Sanıklar Abdullah Ateştemur ve Erdoğan Erdem 10984 kuyruk numaralı Skorsky S-70 tipi genel maksat helikopteriyle, Ahmet Sereyim ve Yakup Yayla Skorsky S-70 tipi helikopteriyle, sanık pilotlar Sezgin Uyanık ve Deniz Aldemir Cougar AS-532 tipi genel maksat helikopteriyle, sanıklar İsmail Yolcu ve Temür Aydın Skorsky S-70 tipi genel maksat helikopteriyle, Gölbaşı'nda bulunan Özel Kuvvetler Komutanlığı Oğulbey kışlasına gitti ve oradan aldıkları silahlı, tam teçhizatlı Özel Kuvvetler mensubu darbeci askerleri Gölbaşı'nda bulunan TÜRKSAT Uydu Haberleşme Merkezi'ne taşıdı.

Sanıklar Tekin Taşdemir ve Mehmet Şamcı, Çankaya Köşkü yakınlarında bulunan Cumhurbaşkanlığı Muhafız Alayı olduğu değerlendirilen yerden askerleri alarak Akıncı Hava Üssü'ne getirdi.

Sanıklar, uçuş gerçekleştirilen bölgelerdeki sivil kişilere, polislere, kamuya ait binalara ve araçlara makinalı tüfekle ateş açtı.

Sanıklar Ali Ercan ve Cebrail Sert, AH-1W Süper Kobra helikopterle MİT binası, Genelkurmay Başkanlığı binası, Özel Kuvvetler Komutanlığı binası civarında, sanıklar Hakan Sandık ve Sadullah Abra AH-1P Kobra helikopterle Çankaya Spor Okulu, Genelkurmay Başkanlığı binası, Beytepe ve Ankara Emniyet Müdürlüğü binası civarında, sanıklar İlkay Ateş ve Taha Fatih Çelik AH-1W Süper Kobra helikopterle Genelkurmay Başkanlığı binasının bulunduğu bölgeden alçak uçuş gerçekleştirdi.

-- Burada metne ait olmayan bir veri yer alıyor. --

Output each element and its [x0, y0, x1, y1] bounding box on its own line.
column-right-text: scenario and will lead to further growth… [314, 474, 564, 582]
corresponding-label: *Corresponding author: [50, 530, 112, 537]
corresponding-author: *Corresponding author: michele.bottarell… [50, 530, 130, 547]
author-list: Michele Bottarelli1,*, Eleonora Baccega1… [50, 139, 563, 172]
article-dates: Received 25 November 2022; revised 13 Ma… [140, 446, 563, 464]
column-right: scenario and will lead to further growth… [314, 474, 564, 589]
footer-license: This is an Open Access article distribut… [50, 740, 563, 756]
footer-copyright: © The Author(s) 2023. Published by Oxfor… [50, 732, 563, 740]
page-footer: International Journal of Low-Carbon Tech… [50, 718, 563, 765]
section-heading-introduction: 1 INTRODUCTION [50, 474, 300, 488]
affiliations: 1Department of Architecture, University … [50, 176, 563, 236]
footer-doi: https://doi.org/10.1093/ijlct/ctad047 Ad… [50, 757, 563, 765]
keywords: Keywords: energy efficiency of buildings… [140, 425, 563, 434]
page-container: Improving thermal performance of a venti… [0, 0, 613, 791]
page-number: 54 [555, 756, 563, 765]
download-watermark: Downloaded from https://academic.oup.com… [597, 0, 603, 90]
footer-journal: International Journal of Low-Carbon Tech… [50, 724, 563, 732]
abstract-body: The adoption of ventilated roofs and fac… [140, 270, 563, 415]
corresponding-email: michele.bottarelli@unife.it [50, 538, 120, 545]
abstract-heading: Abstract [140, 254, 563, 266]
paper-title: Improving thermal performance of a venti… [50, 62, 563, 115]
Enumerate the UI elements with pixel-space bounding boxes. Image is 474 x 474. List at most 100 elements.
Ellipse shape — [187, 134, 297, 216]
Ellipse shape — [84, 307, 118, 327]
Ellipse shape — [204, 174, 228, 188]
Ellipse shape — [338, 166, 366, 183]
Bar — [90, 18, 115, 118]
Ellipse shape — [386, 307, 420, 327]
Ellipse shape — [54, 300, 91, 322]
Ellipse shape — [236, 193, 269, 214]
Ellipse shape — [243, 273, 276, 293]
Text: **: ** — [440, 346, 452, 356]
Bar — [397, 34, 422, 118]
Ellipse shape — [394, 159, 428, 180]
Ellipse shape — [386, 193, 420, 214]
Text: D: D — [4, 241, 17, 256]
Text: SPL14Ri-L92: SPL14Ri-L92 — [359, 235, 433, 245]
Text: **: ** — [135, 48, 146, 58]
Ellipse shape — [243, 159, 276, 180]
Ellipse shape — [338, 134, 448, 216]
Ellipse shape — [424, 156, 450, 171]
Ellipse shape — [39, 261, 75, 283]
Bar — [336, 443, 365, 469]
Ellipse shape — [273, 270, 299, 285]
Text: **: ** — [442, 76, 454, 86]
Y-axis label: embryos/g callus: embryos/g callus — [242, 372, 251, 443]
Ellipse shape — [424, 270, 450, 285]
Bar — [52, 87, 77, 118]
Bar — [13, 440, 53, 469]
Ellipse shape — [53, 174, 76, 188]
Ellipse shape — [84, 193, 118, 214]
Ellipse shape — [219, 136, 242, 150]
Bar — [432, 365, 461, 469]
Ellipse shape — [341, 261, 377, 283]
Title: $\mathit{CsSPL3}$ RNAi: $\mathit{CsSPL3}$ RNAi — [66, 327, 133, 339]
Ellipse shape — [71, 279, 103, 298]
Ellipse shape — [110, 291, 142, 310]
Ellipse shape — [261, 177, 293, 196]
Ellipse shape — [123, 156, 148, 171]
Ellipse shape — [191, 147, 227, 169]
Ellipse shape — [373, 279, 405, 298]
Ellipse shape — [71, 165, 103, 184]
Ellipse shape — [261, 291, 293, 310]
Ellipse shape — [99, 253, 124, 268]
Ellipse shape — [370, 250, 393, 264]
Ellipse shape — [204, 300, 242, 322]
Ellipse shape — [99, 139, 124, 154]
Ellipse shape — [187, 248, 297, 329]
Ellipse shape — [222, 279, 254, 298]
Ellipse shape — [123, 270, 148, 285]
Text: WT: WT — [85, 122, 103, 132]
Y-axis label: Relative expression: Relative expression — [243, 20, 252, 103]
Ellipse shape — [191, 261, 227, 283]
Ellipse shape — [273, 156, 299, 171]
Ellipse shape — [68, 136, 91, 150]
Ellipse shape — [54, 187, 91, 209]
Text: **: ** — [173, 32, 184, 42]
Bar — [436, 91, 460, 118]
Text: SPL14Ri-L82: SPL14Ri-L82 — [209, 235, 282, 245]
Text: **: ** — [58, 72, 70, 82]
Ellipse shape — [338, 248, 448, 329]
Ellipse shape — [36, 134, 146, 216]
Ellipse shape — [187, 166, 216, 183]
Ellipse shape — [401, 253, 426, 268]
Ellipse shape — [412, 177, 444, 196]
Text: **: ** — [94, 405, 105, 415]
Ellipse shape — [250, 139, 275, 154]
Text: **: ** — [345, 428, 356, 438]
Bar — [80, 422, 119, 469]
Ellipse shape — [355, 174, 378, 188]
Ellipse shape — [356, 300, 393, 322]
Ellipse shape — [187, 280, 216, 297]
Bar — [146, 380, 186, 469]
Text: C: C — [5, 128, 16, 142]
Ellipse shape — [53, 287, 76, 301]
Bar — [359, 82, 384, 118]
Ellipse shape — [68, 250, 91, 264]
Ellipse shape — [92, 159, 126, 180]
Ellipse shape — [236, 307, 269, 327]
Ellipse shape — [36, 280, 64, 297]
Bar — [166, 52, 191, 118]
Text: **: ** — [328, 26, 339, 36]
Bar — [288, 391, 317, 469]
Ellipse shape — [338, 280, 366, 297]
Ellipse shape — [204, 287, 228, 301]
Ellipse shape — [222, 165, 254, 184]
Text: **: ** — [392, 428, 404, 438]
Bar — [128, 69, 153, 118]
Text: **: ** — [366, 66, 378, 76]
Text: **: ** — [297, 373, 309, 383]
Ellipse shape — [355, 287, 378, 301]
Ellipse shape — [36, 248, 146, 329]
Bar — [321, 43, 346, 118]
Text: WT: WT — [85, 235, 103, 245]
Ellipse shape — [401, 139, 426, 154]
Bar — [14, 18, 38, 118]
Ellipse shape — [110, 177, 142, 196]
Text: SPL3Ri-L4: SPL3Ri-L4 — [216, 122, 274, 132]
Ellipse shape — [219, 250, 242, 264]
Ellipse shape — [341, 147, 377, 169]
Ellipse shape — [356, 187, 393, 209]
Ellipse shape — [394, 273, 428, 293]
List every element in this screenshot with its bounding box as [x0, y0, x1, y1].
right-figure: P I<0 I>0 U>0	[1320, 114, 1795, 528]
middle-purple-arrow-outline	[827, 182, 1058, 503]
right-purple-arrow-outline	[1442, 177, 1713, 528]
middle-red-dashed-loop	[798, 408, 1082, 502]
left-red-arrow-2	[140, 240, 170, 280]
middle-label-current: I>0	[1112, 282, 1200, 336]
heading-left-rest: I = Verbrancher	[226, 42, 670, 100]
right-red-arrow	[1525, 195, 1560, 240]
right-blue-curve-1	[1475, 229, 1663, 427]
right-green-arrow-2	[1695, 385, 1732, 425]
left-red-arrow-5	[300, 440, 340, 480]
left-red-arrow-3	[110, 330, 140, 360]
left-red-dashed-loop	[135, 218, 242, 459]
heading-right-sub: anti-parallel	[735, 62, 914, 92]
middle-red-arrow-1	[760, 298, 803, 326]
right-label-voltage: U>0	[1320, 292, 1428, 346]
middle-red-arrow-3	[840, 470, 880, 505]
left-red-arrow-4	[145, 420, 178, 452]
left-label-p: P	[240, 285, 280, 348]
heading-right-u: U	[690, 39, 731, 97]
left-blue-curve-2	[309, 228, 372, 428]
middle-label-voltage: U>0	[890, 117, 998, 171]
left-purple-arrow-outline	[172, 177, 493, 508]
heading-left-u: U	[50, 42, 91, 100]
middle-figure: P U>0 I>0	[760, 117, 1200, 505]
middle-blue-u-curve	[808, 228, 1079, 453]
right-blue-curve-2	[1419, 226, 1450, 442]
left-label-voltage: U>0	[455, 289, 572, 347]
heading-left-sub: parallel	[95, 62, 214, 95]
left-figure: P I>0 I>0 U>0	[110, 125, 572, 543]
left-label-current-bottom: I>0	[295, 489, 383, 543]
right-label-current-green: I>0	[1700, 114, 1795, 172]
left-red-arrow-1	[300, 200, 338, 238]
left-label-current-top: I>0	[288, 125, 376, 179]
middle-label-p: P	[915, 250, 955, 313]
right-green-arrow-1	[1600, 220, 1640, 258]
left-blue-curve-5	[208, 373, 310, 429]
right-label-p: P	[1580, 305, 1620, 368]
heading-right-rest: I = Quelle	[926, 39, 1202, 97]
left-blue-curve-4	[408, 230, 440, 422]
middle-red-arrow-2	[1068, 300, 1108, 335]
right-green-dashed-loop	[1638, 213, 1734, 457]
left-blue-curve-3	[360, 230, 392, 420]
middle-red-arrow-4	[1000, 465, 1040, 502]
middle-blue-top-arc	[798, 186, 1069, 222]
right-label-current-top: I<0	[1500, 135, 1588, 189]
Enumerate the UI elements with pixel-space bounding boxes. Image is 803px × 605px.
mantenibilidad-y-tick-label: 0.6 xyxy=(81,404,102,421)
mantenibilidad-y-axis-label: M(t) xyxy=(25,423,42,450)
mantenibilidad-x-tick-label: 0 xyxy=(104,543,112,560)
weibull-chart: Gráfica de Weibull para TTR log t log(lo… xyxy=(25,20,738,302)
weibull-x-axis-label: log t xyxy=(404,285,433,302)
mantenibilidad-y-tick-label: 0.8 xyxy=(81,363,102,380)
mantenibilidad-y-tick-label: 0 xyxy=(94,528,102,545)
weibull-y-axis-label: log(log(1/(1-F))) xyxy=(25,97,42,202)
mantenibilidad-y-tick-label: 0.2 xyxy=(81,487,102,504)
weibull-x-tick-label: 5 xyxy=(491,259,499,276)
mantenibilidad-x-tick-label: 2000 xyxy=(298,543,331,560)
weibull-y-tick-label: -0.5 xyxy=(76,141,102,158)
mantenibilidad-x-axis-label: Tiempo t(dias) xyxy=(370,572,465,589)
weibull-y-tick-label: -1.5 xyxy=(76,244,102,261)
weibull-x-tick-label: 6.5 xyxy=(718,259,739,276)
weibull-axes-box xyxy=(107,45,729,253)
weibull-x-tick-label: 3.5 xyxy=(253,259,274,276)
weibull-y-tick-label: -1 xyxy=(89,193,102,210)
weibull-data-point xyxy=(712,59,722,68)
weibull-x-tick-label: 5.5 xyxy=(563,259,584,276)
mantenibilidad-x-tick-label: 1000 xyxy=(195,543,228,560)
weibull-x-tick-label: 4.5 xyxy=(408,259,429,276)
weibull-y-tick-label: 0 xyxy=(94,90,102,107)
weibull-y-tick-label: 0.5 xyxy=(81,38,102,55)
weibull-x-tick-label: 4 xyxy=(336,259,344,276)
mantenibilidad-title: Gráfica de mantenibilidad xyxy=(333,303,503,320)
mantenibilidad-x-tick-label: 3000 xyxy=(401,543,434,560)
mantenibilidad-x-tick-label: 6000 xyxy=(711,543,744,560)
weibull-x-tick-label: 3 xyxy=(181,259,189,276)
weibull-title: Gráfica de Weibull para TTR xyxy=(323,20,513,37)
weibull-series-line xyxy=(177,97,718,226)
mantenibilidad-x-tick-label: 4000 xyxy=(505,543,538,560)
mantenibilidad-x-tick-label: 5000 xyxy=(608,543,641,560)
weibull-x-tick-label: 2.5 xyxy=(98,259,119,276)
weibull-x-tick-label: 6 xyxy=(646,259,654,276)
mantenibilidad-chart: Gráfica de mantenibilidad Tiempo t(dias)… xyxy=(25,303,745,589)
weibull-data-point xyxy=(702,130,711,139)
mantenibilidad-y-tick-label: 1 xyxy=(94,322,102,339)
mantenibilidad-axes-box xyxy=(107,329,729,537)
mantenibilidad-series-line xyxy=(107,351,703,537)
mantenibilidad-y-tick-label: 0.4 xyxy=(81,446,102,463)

Bu kez 10603 kuyruk numaralı AH-1W Süper Kobra helikopterle Jandarma Genel Komutanlığı binasının bulunduğu Beştepe bölgesi, Oran şehrindeki TRT binasının da olduğu bölgede, sanıklar Rafet Kalaycı ve Murat Karakaş, AH-1P Kobra helikopterle MİT Müsteşarlığı yerleşkesinin bulunduğu bölgede, Genelkurmay Başkanlığı binasının bulunduğu bölgede, spor okuluna giden polis aracının bulunduğu bölgede uçuş gerçekleştirdi ve bu bölgelerde sivil kişilere, kolluk görevlilerine, kamuya ait bina ve araçlara ateş açtı.

Sanıklar Erdal Başlar ve Eyüp Ünal, Ankara Emniyet Müdürlüğü ve Cumhurbaşkanlığı binası civarlarında uçuş gerçekleştirdi ve bu bölgelerde sivil kişilere, polislere, kamuya ait binalara, özel şahıs ve kamuya ait araçlara helikopterle ateş açtı.

Olay gecesi helikopterlerle gerçekleştirilen silahlı saldırılar sonucunda 28 kişi şehit oldu, 276 kişi yaralandı.

Hüküm

Gerekçeli kararda, bu eylemler nedeniyle sanıkların "anayasal düzeni ihlal", "kasten adam öldürme" ve "kasten yaralama", "mala zarar verme" ve "hürriyeti tahdit" suçlarını işledikleri vurgulanan kararda, sanıklardan 56'sına ağırlaştırılmış müebbet, 18'ine müebbet, 45'ine 6 yıl 3 ay ile 18 yıl arasında değişen sürelerde hapis cezası ile 31'ine beraat verildiği anlatıldı. Kararda, iki sanığın dosyasının ayrıldığı ifade edildi.